COMMENTARY | How federal agencies can achieve cyber resilience via a data-centric security approach.
In today’s global economy, data is ubiquitous and the lifeblood of businesses and government – therefore protecting that data is a top priority.
Cyber incidents and breaches often remain unnoticed for extended periods, highlighting the need for government agencies to integrate cyber resilience to swiftly identify and address threats. The government’s adoption of zero trust principles and architecture aims to safeguard technology-dependent mission objectives, which focus on strengthening identity, access management, and authentication, which are prime areas of concern for agencies.
Adversaries are primarily after two things: access and data. To that end, cyber resilience and data security should be the next major objective of zero trust. Determining the amount of sensitive data in a government agency environment is challenging. Few organizations of reasonable scale can confidently say how much data they have, where it all resides, and if they have appropriate access protocols.
Navigating cybersecurity’s human factor
The human element is also a big challenge, especially when need-to-know concerns or other complicated factors exist. An example from my tenure in government illustrates why cyber resiliency and a data-centric approach to cybersecurity are vital.
During one incident response, the team began to assess and analyze a system suspected of having been compromised. The system had been in operation for five or six years—the database administrator had transitioned out, and no replacement had been appointed. Meanwhile, the person who built the system was no longer with the organization, and the IT team did not know what kind of information was housed within this system. The cybersecurity team determined the system was compromised, and luckily no data had yet been exfiltrated or stolen.
During the assessment process, the Incident Response team discovered that the IT department had reimaged the system into a vulnerable state. Unfortunately the IT team put it back online, remotely accessible via the Internet. When the security team took the system offline, they found information on government personnel, including social security numbers and health records, that no one seemed to have known was there, unfortunately an all-too-common scenario.
How do agencies protect what they can’t see?
If the team had known the system was holding sensitive data, more robust mechanisms would have been in place to protect the data. Moreover, when the IT team performed cyber resiliency and recovery activities, they didn’t recover the system to a known good or secure state. They had a false sense of security. They had some availability, but the system was vulnerable and exposed, potentially opening for more attacks.
A data-centric approach incorporating capabilities such as data discovery, classification. and observability can provide continuous visibility into distributed data risks. Integrating backup data adds context to identify abnormal access attempts and insider threats. Automated response playbooks can isolate confirmed incidents, reducing dwell time and helping to contain any damage.
The role of backup
Ransomware attacks increasingly target backup or test systems, which are critical for disaster recovery. Yet, many IT teams still view backup capabilities as a disaster recovery tool instead of overall cyber resilience. Test systems are often not even included in cyber or recovery protocols.

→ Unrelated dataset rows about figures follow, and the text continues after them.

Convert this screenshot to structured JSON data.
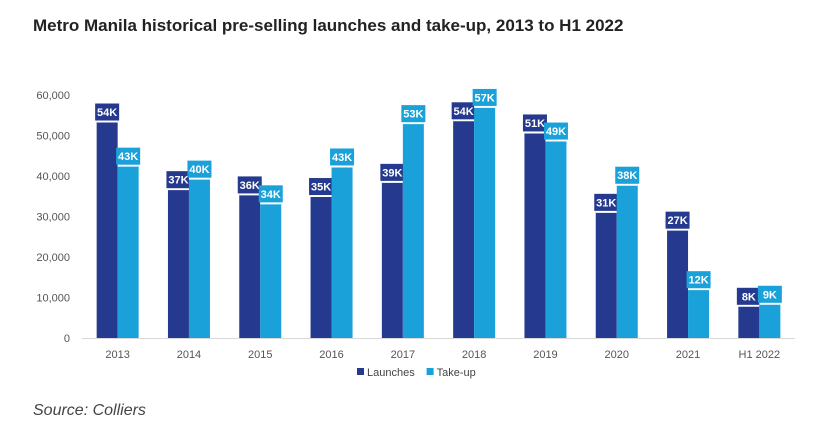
{
  "title": "Metro Manila historical pre-selling launches and take-up, 2013 to H1 2022",
  "source": "Source: Colliers",
  "chart_data": {
    "type": "bar",
    "title": "Metro Manila historical pre-selling launches and take-up, 2013 to H1 2022",
    "xlabel": "",
    "ylabel": "",
    "categories": [
      "2013",
      "2014",
      "2015",
      "2016",
      "2017",
      "2018",
      "2019",
      "2020",
      "2021",
      "H1 2022"
    ],
    "ylim": [
      0,
      60000
    ],
    "yticks": [
      "0",
      "10,000",
      "20,000",
      "30,000",
      "40,000",
      "50,000",
      "60,000"
    ],
    "grid": false,
    "legend_position": "bottom",
    "series": [
      {
        "name": "Launches",
        "color": "#253a8e",
        "values": [
          53700,
          37000,
          35700,
          35300,
          38800,
          54000,
          51000,
          31400,
          27000,
          8200
        ],
        "labels": [
          "54K",
          "37K",
          "36K",
          "35K",
          "39K",
          "54K",
          "51K",
          "31K",
          "27K",
          "8K"
        ]
      },
      {
        "name": "Take-up",
        "color": "#1aa1d9",
        "values": [
          42800,
          39600,
          33500,
          42600,
          53300,
          57300,
          49000,
          38100,
          12300,
          8700
        ],
        "labels": [
          "43K",
          "40K",
          "34K",
          "43K",
          "53K",
          "57K",
          "49K",
          "38K",
          "12K",
          "9K"
        ]
      }
    ]
  }
}
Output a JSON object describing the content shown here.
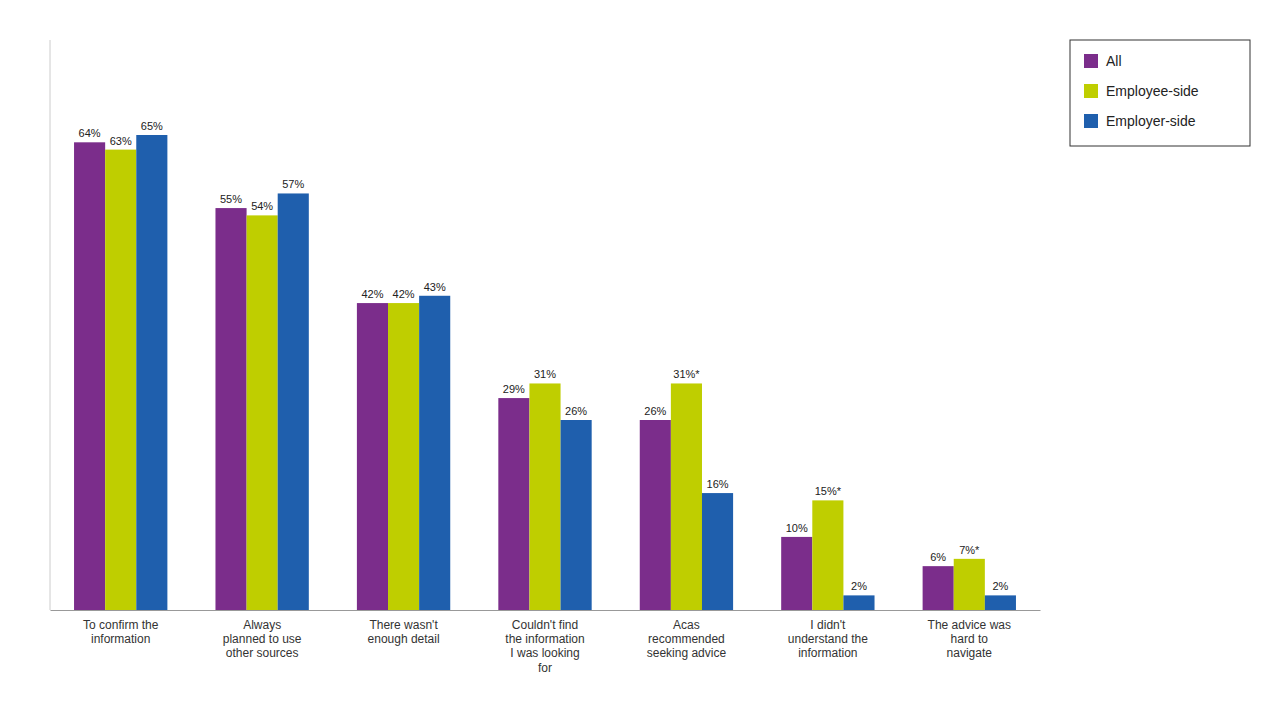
{
  "chart_data": {
    "type": "bar",
    "categories": [
      "To confirm the\ninformation",
      "Always\nplanned to use\nother sources",
      "There wasn't\nenough detail",
      "Couldn't find\nthe information\nI was looking\nfor",
      "Acas\nrecommended\nseeking advice",
      "I didn't\nunderstand the\ninformation",
      "The advice was\nhard to\nnavigate"
    ],
    "series": [
      {
        "name": "All",
        "color": "#7B2D8B",
        "values": [
          64,
          55,
          42,
          29,
          26,
          10,
          6
        ],
        "value_labels": [
          "64%",
          "55%",
          "42%",
          "29%",
          "26%",
          "10%",
          "6%"
        ]
      },
      {
        "name": "Employee-side",
        "color": "#BFCE00",
        "values": [
          63,
          54,
          42,
          31,
          31,
          15,
          7
        ],
        "value_labels": [
          "63%",
          "54%",
          "42%",
          "31%",
          "31%*",
          "15%*",
          "7%*"
        ]
      },
      {
        "name": "Employer-side",
        "color": "#1F5FAD",
        "values": [
          65,
          57,
          43,
          26,
          16,
          2,
          2
        ],
        "value_labels": [
          "65%",
          "57%",
          "43%",
          "26%",
          "16%",
          "2%",
          "2%"
        ]
      }
    ],
    "ylim": [
      0,
      78
    ],
    "grid": false,
    "legend": "right",
    "data_labels": true,
    "tick_labels": "x"
  }
}
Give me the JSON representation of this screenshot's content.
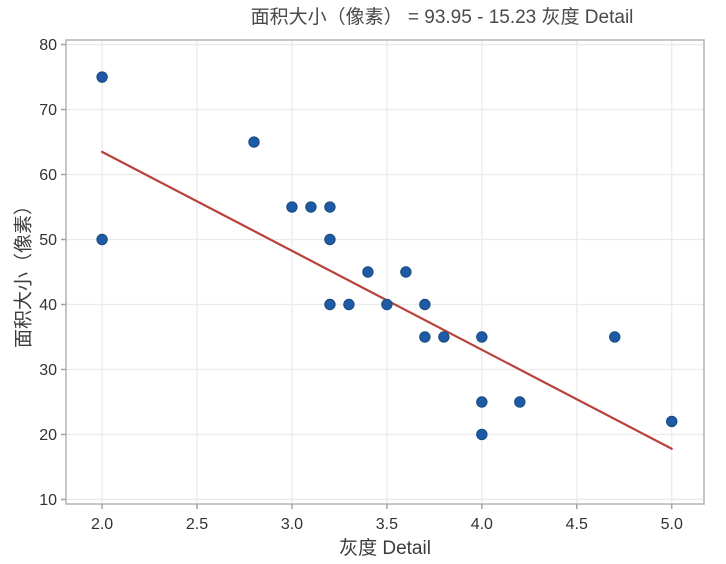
{
  "window": {
    "background": "#ffffff"
  },
  "chart_data": {
    "type": "scatter",
    "title": "面积大小（像素） = 93.95 - 15.23 灰度 Detail",
    "xlabel": "灰度 Detail",
    "ylabel": "面积大小（像素）",
    "xlim": [
      1.81,
      5.17
    ],
    "ylim": [
      9.3,
      80.7
    ],
    "xticks": [
      2.0,
      2.5,
      3.0,
      3.5,
      4.0,
      4.5,
      5.0
    ],
    "xtick_labels": [
      "2.0",
      "2.5",
      "3.0",
      "3.5",
      "4.0",
      "4.5",
      "5.0"
    ],
    "yticks": [
      10,
      20,
      30,
      40,
      50,
      60,
      70,
      80
    ],
    "ytick_labels": [
      "10",
      "20",
      "30",
      "40",
      "50",
      "60",
      "70",
      "80"
    ],
    "grid": true,
    "legend": "none",
    "points": [
      [
        2.0,
        75
      ],
      [
        2.0,
        50
      ],
      [
        2.8,
        65
      ],
      [
        3.0,
        55
      ],
      [
        3.1,
        55
      ],
      [
        3.2,
        55
      ],
      [
        3.2,
        50
      ],
      [
        3.4,
        45
      ],
      [
        3.6,
        45
      ],
      [
        3.2,
        40
      ],
      [
        3.3,
        40
      ],
      [
        3.5,
        40
      ],
      [
        3.7,
        40
      ],
      [
        3.7,
        35
      ],
      [
        3.8,
        35
      ],
      [
        4.0,
        35
      ],
      [
        4.7,
        35
      ],
      [
        4.0,
        25
      ],
      [
        4.2,
        25
      ],
      [
        4.0,
        20
      ],
      [
        5.0,
        22
      ]
    ],
    "regression_line": {
      "equation": "面积大小（像素） = 93.95 - 15.23 灰度 Detail",
      "intercept": 93.95,
      "slope": -15.23,
      "x_start": 2.0,
      "x_end": 5.0
    },
    "colors": {
      "point_fill": "#1e5aa5",
      "point_edge": "#17497f",
      "line": "#b8423a",
      "grid": "#ebebeb",
      "frame": "#b3b3b3",
      "tick": "#a3a3a3",
      "title_text": "#4a4a4a",
      "tick_text": "#323232",
      "label_text": "#3c3c3c"
    }
  }
}
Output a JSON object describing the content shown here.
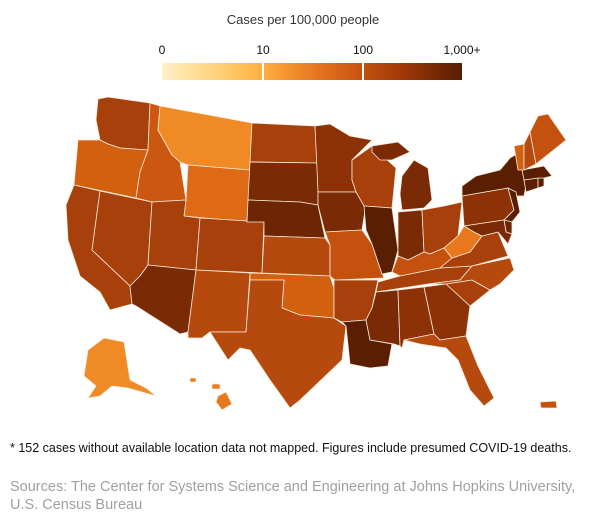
{
  "legend": {
    "title": "Cases per 100,000 people",
    "ticks": [
      "0",
      "10",
      "100",
      "1,000+"
    ],
    "scale": "log",
    "colors": [
      "#fff1c8",
      "#ffb240",
      "#e06a1c",
      "#9b3608",
      "#571d04"
    ]
  },
  "map": {
    "region": "United States",
    "state_colors": {
      "WA": "#a8400c",
      "OR": "#d2600f",
      "CA": "#a8400c",
      "NV": "#a8400c",
      "ID": "#cc5710",
      "MT": "#f08a25",
      "WY": "#de6a15",
      "UT": "#a8400c",
      "AZ": "#7a2a05",
      "CO": "#a8400c",
      "NM": "#b5490e",
      "ND": "#a8400c",
      "SD": "#7a2a05",
      "NE": "#6e2504",
      "KS": "#b5490e",
      "OK": "#d2600f",
      "TX": "#b5490e",
      "MN": "#8d3207",
      "IA": "#7a2a05",
      "MO": "#c4510e",
      "AR": "#a8400c",
      "LA": "#5a1f03",
      "WI": "#a8400c",
      "IL": "#5a1f03",
      "MI": "#7a2a05",
      "IN": "#7a2a05",
      "OH": "#a8400c",
      "KY": "#c4510e",
      "TN": "#a8400c",
      "MS": "#7a2a05",
      "AL": "#8d3207",
      "GA": "#8d3207",
      "FL": "#b5490e",
      "SC": "#a8400c",
      "NC": "#b5490e",
      "VA": "#a8400c",
      "WV": "#e8781d",
      "PA": "#8d3207",
      "NY": "#5a1f03",
      "NJ": "#5a1f03",
      "DE": "#6e2504",
      "MD": "#7a2a05",
      "CT": "#5a1f03",
      "RI": "#5a1f03",
      "MA": "#5a1f03",
      "VT": "#d2600f",
      "NH": "#b5490e",
      "ME": "#c4510e",
      "AK": "#f08a25",
      "HI": "#e8781d",
      "PR": "#c4510e"
    }
  },
  "footnote": "* 152 cases without available location data not mapped. Figures include presumed COVID-19 deaths.",
  "sources": "Sources: The Center for Systems Science and Engineering at Johns Hopkins University, U.S. Census Bureau"
}
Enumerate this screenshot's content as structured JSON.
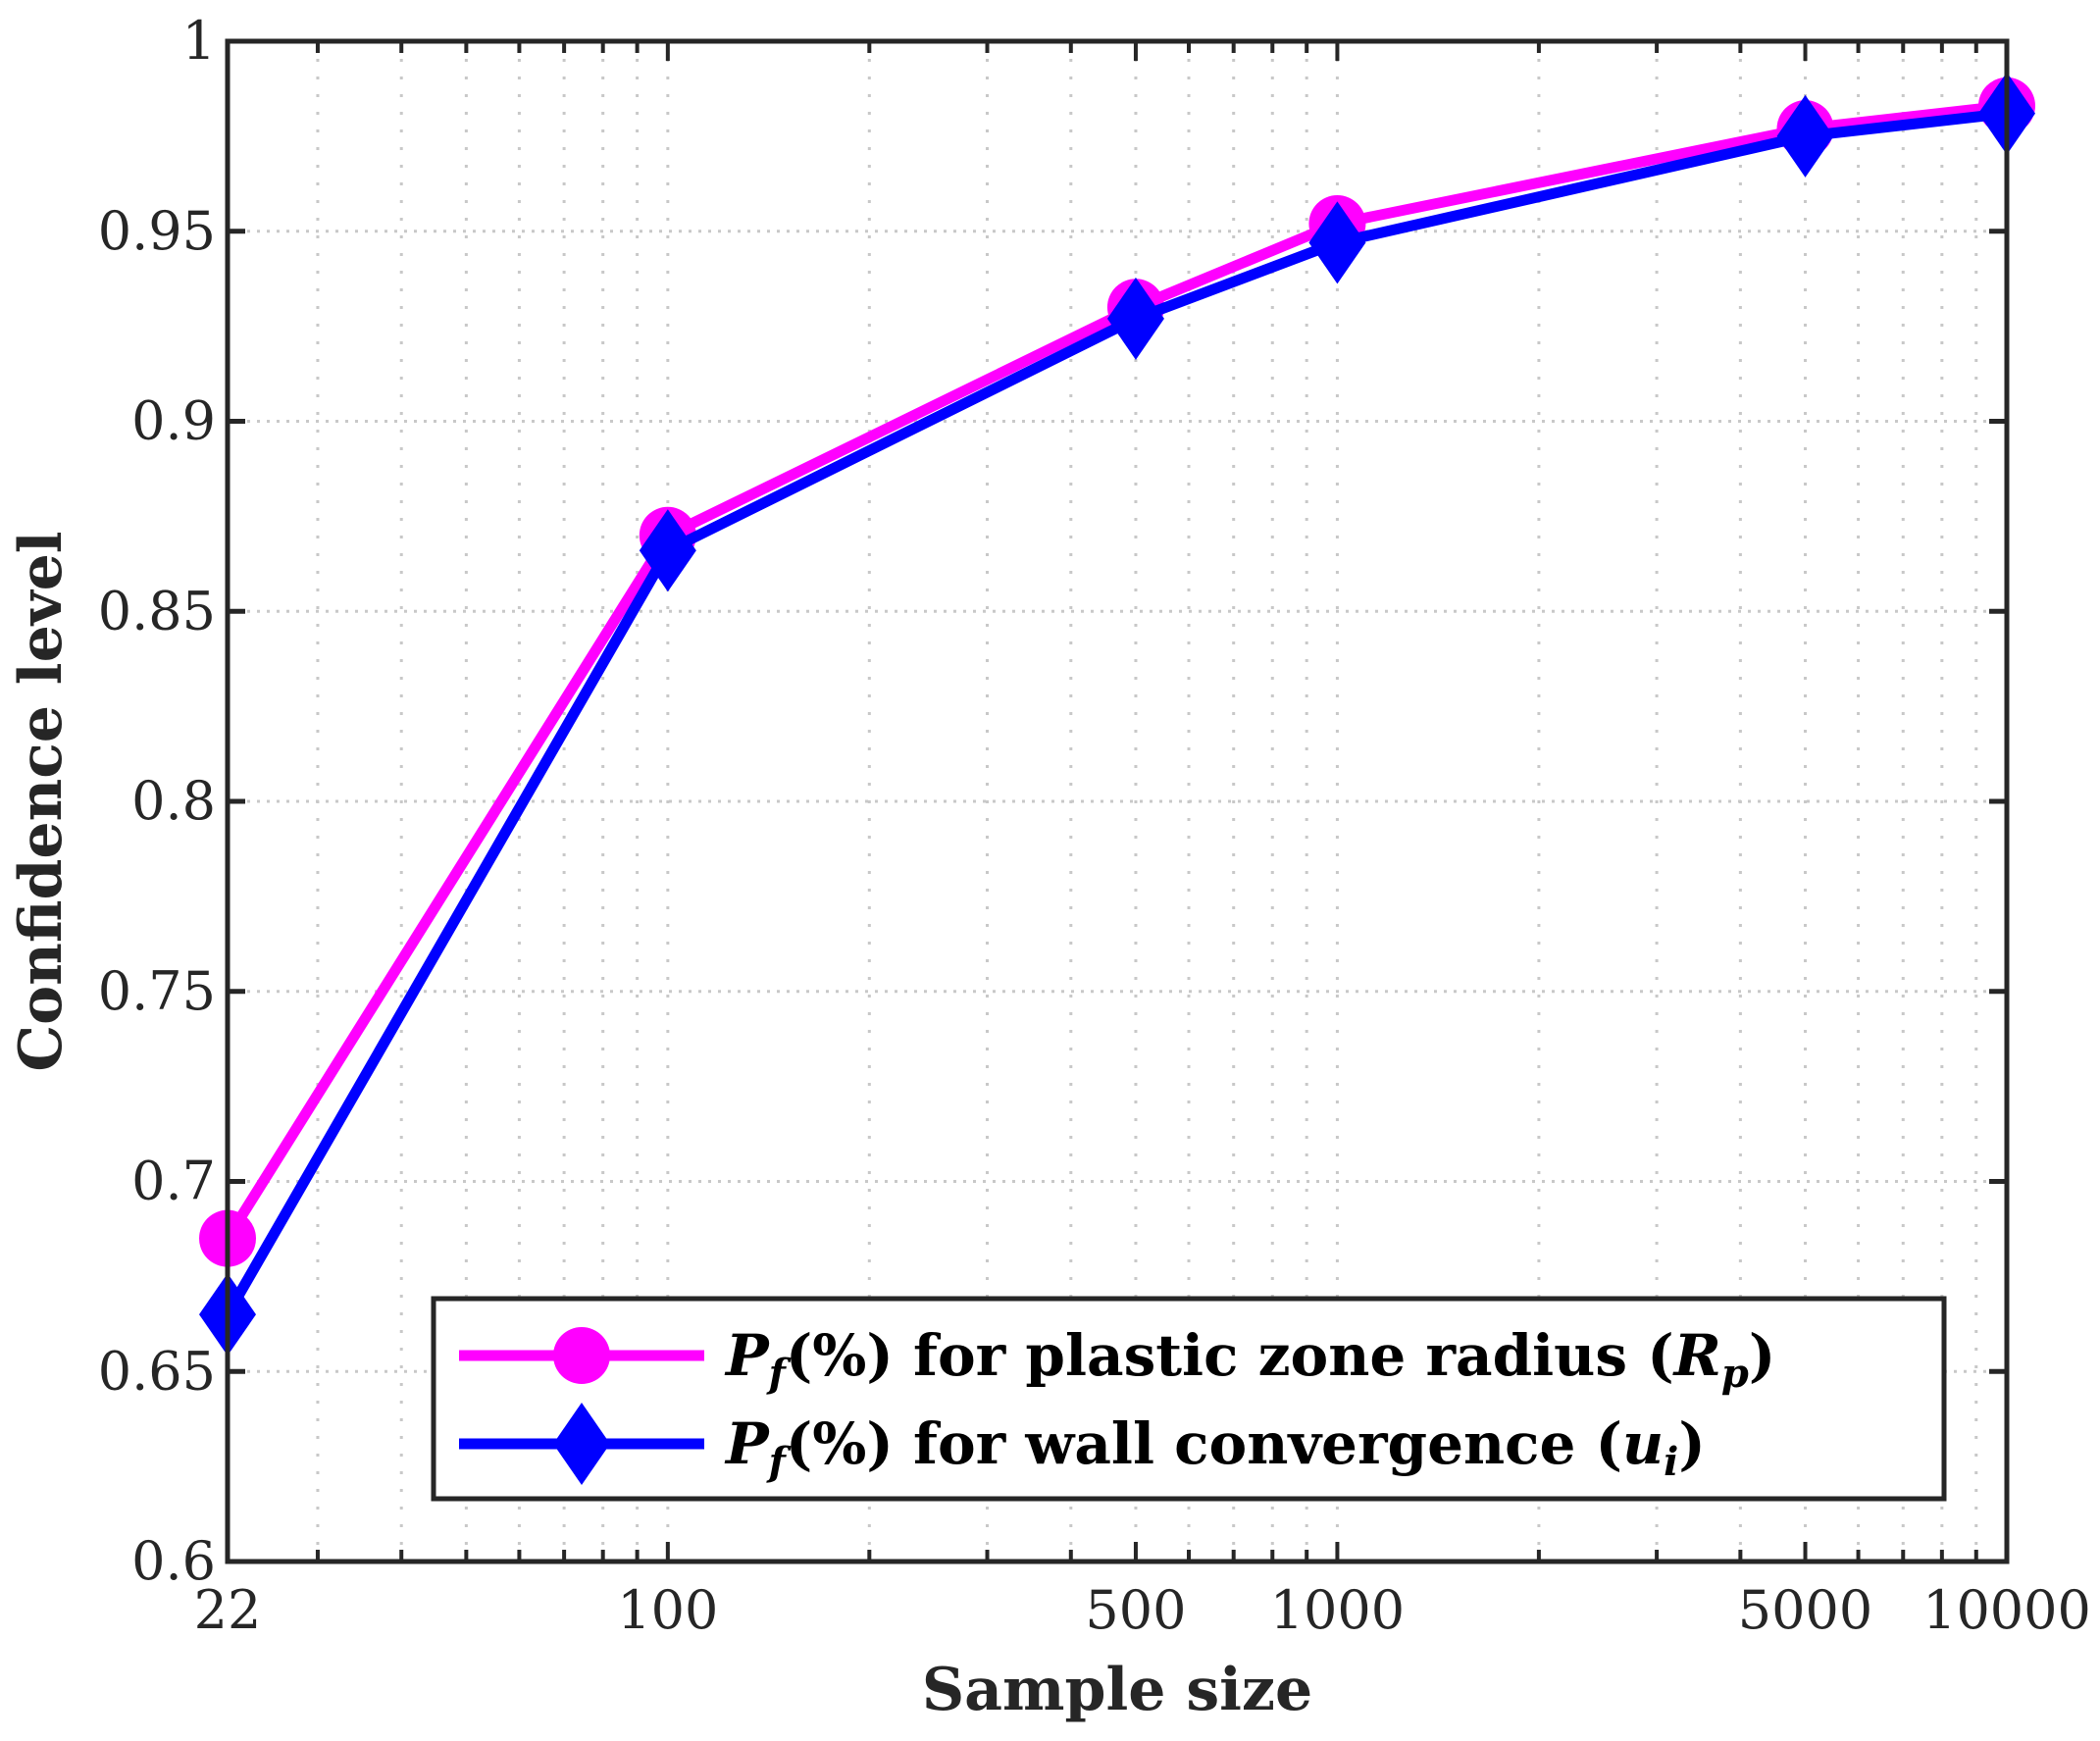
{
  "chart_data": {
    "type": "line",
    "title": "",
    "xlabel": "Sample size",
    "ylabel": "Confidence level",
    "xscale": "log",
    "xlim": [
      22,
      10000
    ],
    "ylim": [
      0.6,
      1.0
    ],
    "xticks": [
      22,
      100,
      500,
      1000,
      5000,
      10000
    ],
    "xtick_labels": [
      "22",
      "100",
      "500",
      "1000",
      "5000",
      "10000"
    ],
    "yticks": [
      0.6,
      0.65,
      0.7,
      0.75,
      0.8,
      0.85,
      0.9,
      0.95,
      1.0
    ],
    "ytick_labels": [
      "0.6",
      "0.65",
      "0.7",
      "0.75",
      "0.8",
      "0.85",
      "0.9",
      "0.95",
      "1"
    ],
    "grid": true,
    "legend_position": "bottom-right",
    "x": [
      22,
      100,
      500,
      1000,
      5000,
      10000
    ],
    "series": [
      {
        "name": "Pf(%) for plastic zone radius (Rp)",
        "legend_main": "(%) for plastic zone radius (",
        "legend_sub": "p",
        "legend_var": "R",
        "color": "#ff00ff",
        "marker": "circle",
        "values": [
          0.685,
          0.87,
          0.93,
          0.952,
          0.977,
          0.983
        ]
      },
      {
        "name": "Pf(%) for wall convergence (ui)",
        "legend_main": "(%) for wall convergence (",
        "legend_sub": "i",
        "legend_var": "u",
        "color": "#0000ff",
        "marker": "diamond",
        "values": [
          0.665,
          0.866,
          0.927,
          0.947,
          0.975,
          0.981
        ]
      }
    ]
  }
}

According to Rubrik Zero Labs State of Data Security report, Rubrik Telemetry estimates that 90% of ransomware attacks target backup stores first. To achieve cyber resilience as outlined by the National Institute of Standards and Technology principles, agencies must implement advanced backup solutions with immutable, air-gapped copies in isolated recovery systems, allowing operations to stay online even with primary systems compromised.
The data-centric approach should allow agencies to instantiate certain types of systems in an isolated environment for analysis or triage.Assessments can be done to determine whether the system is secure and whether all attack vectors have been mitigated. Agencies can patch and change secure configurations before bringing the system back online into a trusted state. Otherwise, they risk making things worse.
Many federal cybersecurity efforts remain compliance-driven, yet threats rapidly outpace mandated controls. More robust data-centric security can close these gaps. Equally important, if not more, are the cultural changes that efforts must embrace. The most robust controls fail if users bypass them. Regular training and cultural changes supporting security are essential. It's a collective effort that can make a real difference.
Systems must be resilient by design
With data ubiquity, resilient system design is paramount. Agencies must ensure this resilience before systems are deployed in the production environment. Default settings such as zero-trust access controls, micro-segmentation, and encryption are crucial for protecting data integrity. The urgency of these measures cannot be overstated.
With these controls and measures in place, agencies can incorporate cyber resiliency principles: anticipate, withstand, recover from, and adapt to adverse conditions. Cyber resilience is essential to ensure that mission objectives that depend on cyber resources can be achieved in a contested cyber environment.